Hoy quiero volver un poco a la rutina de romper con la rutina.

Por fin he terminado el curso que me robaba tanto tiempo, o más bien el que no he tenido tiempo de terminar hasta ahora por tantos y múltiples motivos sumados a la pereza y al tengo tantas cosas que hacer...

Mi casa ya parece más casa y casi, casi hogar, aunque aun quedan rincones a los que dar forma, trastos que ordenar tras puertas que los ocultan y algún asuntillo de ama de casa por solucionar.

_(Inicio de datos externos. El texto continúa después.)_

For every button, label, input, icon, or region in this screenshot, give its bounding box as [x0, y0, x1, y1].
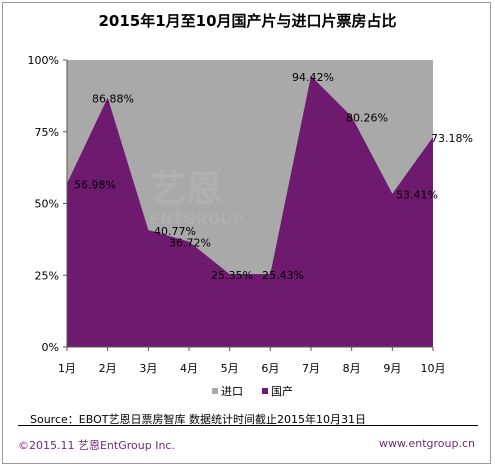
data-label: 94.42%	[292, 71, 334, 84]
x-tick-label: 8月	[343, 362, 361, 375]
legend-swatch	[212, 388, 218, 394]
data-label: 40.77%	[154, 225, 196, 238]
footer-copyright: ©2015.11 艺恩EntGroup Inc.	[18, 439, 175, 452]
x-axis: 1月 2月 3月 4月 5月 6月 7月 8月 9月 10月	[58, 346, 446, 375]
data-label: 36.72%	[169, 237, 211, 250]
x-tick-label: 10月	[421, 362, 446, 375]
divider	[18, 425, 478, 426]
data-labels: 56.98% 86.88% 40.77%36.72% 25.35% 25.43% 94.4…	[74, 71, 473, 282]
y-tick-label: 100%	[28, 54, 59, 67]
legend-swatch	[262, 388, 268, 394]
y-tick-label: 25%	[35, 269, 59, 282]
data-label: 80.26%	[346, 112, 388, 125]
x-tick-label: 6月	[261, 362, 279, 375]
data-label: 56.98%	[74, 178, 116, 191]
y-axis: 0% 25% 50% 75% 100%	[28, 54, 68, 354]
footer-url: www.entgroup.cn	[379, 437, 475, 450]
source-note: Source：EBOT艺恩日票房智库 数据统计时间截止2015年10月31日	[30, 413, 366, 426]
x-tick-label: 5月	[221, 362, 239, 375]
legend-label: 进口	[221, 385, 243, 398]
plot-area	[67, 60, 433, 348]
y-tick-label: 0%	[42, 341, 59, 354]
data-label: 25.43%	[262, 269, 304, 282]
y-tick-label: 75%	[35, 126, 59, 139]
series-area-domestic	[67, 76, 433, 348]
data-label: 53.41%	[396, 189, 438, 202]
x-tick-label: 7月	[302, 362, 320, 375]
chart-title: 2015年1月至10月国产片与进口片票房占比	[98, 12, 397, 30]
legend-label: 国产	[271, 384, 293, 398]
data-label: 86.88%	[92, 93, 134, 106]
x-tick-label: 3月	[139, 362, 157, 375]
data-label: 73.18%	[431, 132, 473, 145]
x-tick-label: 9月	[383, 362, 401, 375]
x-tick-label: 2月	[99, 362, 117, 375]
x-tick-label: 4月	[180, 362, 198, 375]
data-label: 25.35%	[211, 269, 253, 282]
y-tick-label: 50%	[35, 198, 59, 211]
x-tick-label: 1月	[58, 362, 76, 375]
legend: 进口 国产	[212, 384, 293, 398]
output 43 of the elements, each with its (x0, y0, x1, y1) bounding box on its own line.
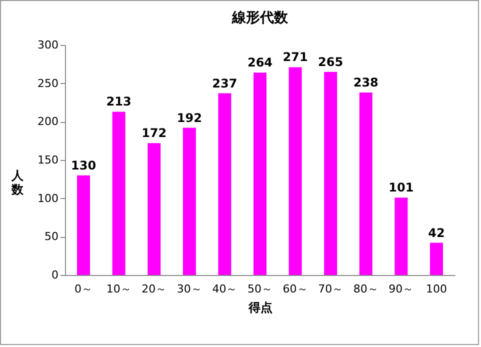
bar (182, 128, 196, 275)
data-label: 237 (212, 76, 238, 90)
y-tick-label: 50 (44, 230, 58, 244)
bar (359, 92, 372, 275)
bar (77, 175, 90, 275)
data-label: 101 (388, 180, 414, 195)
bar (218, 93, 232, 275)
data-label: 264 (247, 56, 273, 70)
x-tick-label: 90～ (388, 282, 414, 296)
x-tick-label: 10～ (106, 282, 132, 296)
y-tick-label: 250 (38, 76, 58, 90)
x-tick-label: 70～ (318, 282, 344, 296)
x-axis-title: 得点 (248, 300, 272, 314)
x-tick-label: 30～ (176, 282, 202, 296)
bar (288, 67, 302, 275)
y-axis-title: 人数 (10, 168, 24, 196)
y-tick-label: 200 (38, 115, 58, 128)
data-label: 130 (71, 158, 96, 172)
bar (254, 72, 266, 275)
data-label: 172 (142, 126, 167, 140)
bar (112, 112, 126, 275)
x-tick-label: 100 (426, 282, 447, 296)
y-tick-label: 150 (38, 154, 58, 166)
bar (324, 72, 338, 275)
x-tick-label: 40～ (212, 282, 238, 296)
data-label: 192 (176, 110, 202, 125)
data-label: 265 (318, 54, 344, 69)
bar (430, 242, 443, 275)
data-label: 213 (106, 94, 132, 109)
y-tick-label: 0 (52, 268, 58, 282)
chart-title: 線形代数 (231, 10, 289, 26)
x-tick-label: 80～ (353, 282, 378, 296)
data-label: 42 (428, 226, 445, 240)
x-tick-label: 60～ (282, 282, 308, 296)
y-tick-label: 300 (38, 38, 58, 52)
x-tick-label: 50～ (248, 282, 272, 296)
bar (394, 198, 408, 275)
x-tick-label: 0～ (74, 282, 93, 296)
data-label: 271 (282, 50, 308, 64)
bar (148, 143, 161, 275)
y-tick-label: 100 (38, 192, 58, 205)
x-tick-label: 20～ (142, 282, 167, 296)
data-label: 238 (353, 76, 378, 90)
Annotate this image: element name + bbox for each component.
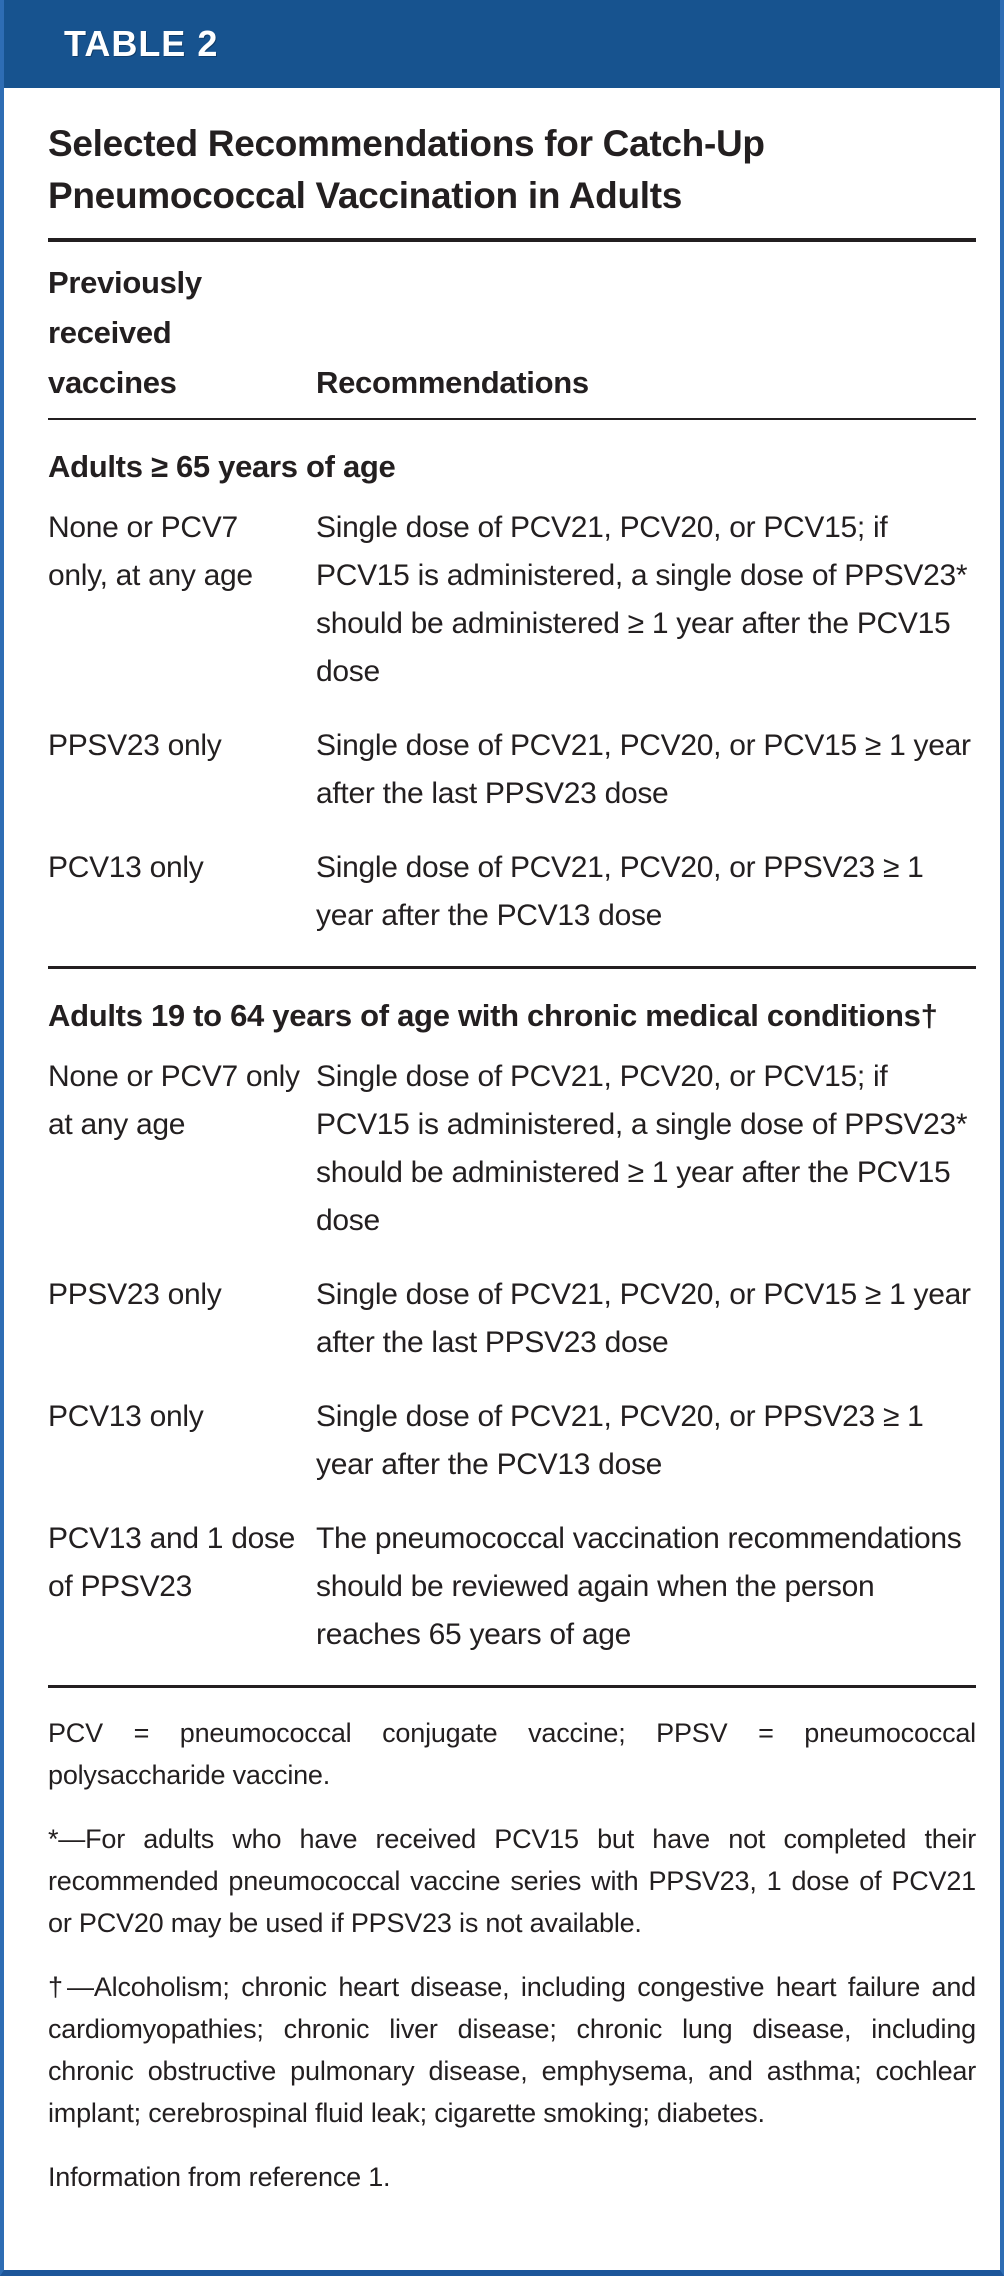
divider-under-title: [48, 238, 976, 242]
table-content: Selected Recommendations for Catch-Up Pn…: [4, 118, 1000, 2198]
cell-previously-received: PCV13 only: [48, 1400, 204, 1433]
table-row: PCV13 only Single dose of PCV21, PCV20, …: [48, 844, 976, 940]
section-adults-65-plus: Adults ≥ 65 years of age None or PCV7 on…: [48, 442, 976, 940]
table-number-label: TABLE 2: [64, 23, 219, 64]
cell-previously-received: None or PCV7 only, at any age: [48, 511, 253, 592]
table-row: None or PCV7 only at any age Single dose…: [48, 1053, 976, 1245]
table-row: PPSV23 only Single dose of PCV21, PCV20,…: [48, 1271, 976, 1367]
cell-recommendation: Single dose of PCV21, PCV20, or PCV15; i…: [316, 1060, 968, 1237]
cell-recommendation: Single dose of PCV21, PCV20, or PPSV23 ≥…: [316, 851, 924, 932]
divider-between-sections: [48, 966, 976, 969]
table-row: None or PCV7 only, at any age Single dos…: [48, 504, 976, 696]
cell-previously-received: PPSV23 only: [48, 1278, 222, 1311]
cell-previously-received: PCV13 only: [48, 851, 204, 884]
column-header-row: Previously received vaccines Recommendat…: [48, 258, 976, 408]
table-title: Selected Recommendations for Catch-Up Pn…: [48, 123, 765, 216]
cell-previously-received: PPSV23 only: [48, 729, 222, 762]
cell-recommendation: Single dose of PCV21, PCV20, or PCV15 ≥ …: [316, 729, 971, 810]
table-row: PCV13 only Single dose of PCV21, PCV20, …: [48, 1393, 976, 1489]
table-header-bar: TABLE 2: [4, 0, 1000, 88]
cell-recommendation: Single dose of PCV21, PCV20, or PCV15; i…: [316, 511, 968, 688]
table-row: PCV13 and 1 dose of PPSV23 The pneumococ…: [48, 1515, 976, 1659]
section-heading: Adults ≥ 65 years of age: [48, 449, 396, 484]
cell-recommendation: Single dose of PCV21, PCV20, or PPSV23 ≥…: [316, 1400, 924, 1481]
footnote-source: Information from reference 1.: [48, 2162, 391, 2192]
cell-recommendation: Single dose of PCV21, PCV20, or PCV15 ≥ …: [316, 1278, 971, 1359]
section-heading: Adults 19 to 64 years of age with chroni…: [48, 998, 938, 1033]
column-header-previously-received: Previously received vaccines: [48, 265, 202, 400]
divider-above-footnotes: [48, 1685, 976, 1688]
column-header-recommendations: Recommendations: [316, 365, 589, 400]
footnote-dagger: †—Alcoholism; chronic heart disease, inc…: [48, 1972, 976, 2128]
cell-previously-received: PCV13 and 1 dose of PPSV23: [48, 1522, 296, 1603]
cell-previously-received: None or PCV7 only at any age: [48, 1060, 300, 1141]
cell-recommendation: The pneumococcal vaccination recommendat…: [316, 1522, 962, 1651]
table-row: PPSV23 only Single dose of PCV21, PCV20,…: [48, 722, 976, 818]
section-adults-19-to-64: Adults 19 to 64 years of age with chroni…: [48, 991, 976, 1659]
footnote-abbreviations: PCV = pneumococcal conjugate vaccine; PP…: [48, 1718, 976, 1790]
divider-under-column-headers: [48, 418, 976, 420]
footnote-asterisk: *—For adults who have received PCV15 but…: [48, 1824, 976, 1938]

Pero hoy me siento como si hubiese recuperado el tiempo. El tiempo para mí. Y creo que eso me ha animado a escribir, aunque hoy precisamente no tuviese mucho que decir. Simplemente que estoy contenta por poder dedicarme tranquilamente y sin presiones a las cosas que quiero. Y seguramente también a las cosas que debo, aunque, sinceramente, para esas no tengo prisas y lo dejaré para un poquito más adelante, cuando haya podido hacer tantas y tantas cosas de las que quiero.

Pasear tranquilamente, salir cámara en mano y aprender de fotografía y retoque fotográfico, volver al gimnasio tras el verano, disfrutar del deporte con otros amigos, alguna escapadita a algún lugar cercano siempre en buena compañía, leer (aunque por suerte en el trabajo siempre encuentro algún momento en la noche que me permite disfrutar de ello), descubrir esos rincones que me quedan por descubrir de esta la que es mi ciudad desde hace año y medio, beberme un té rojo en alguna cafetería que me sorprenda al tenerlo, disfrutar cocinando para mis nuevas amistades, buscar esos muebles y detalles que faltan para mi hogar, estar recostada en el sofá mientras él me acaricia el pelo sin prisas, ver una película, animarme a pintar con mis nuevos lápices Alpino (yo, que siempre fui un desastre, aun pretendo intentarlo...), escribir en alguna de esas preciosas libretas que nunca me atrevo a empezar por manchar con mis garabatos insultando a la belleza de sus tapas...

Me parece que he hecho demasiados planes. Voy a empezar por tender la ropa y luego ya veremos...

Pero, lo importante, es que tengo ganas.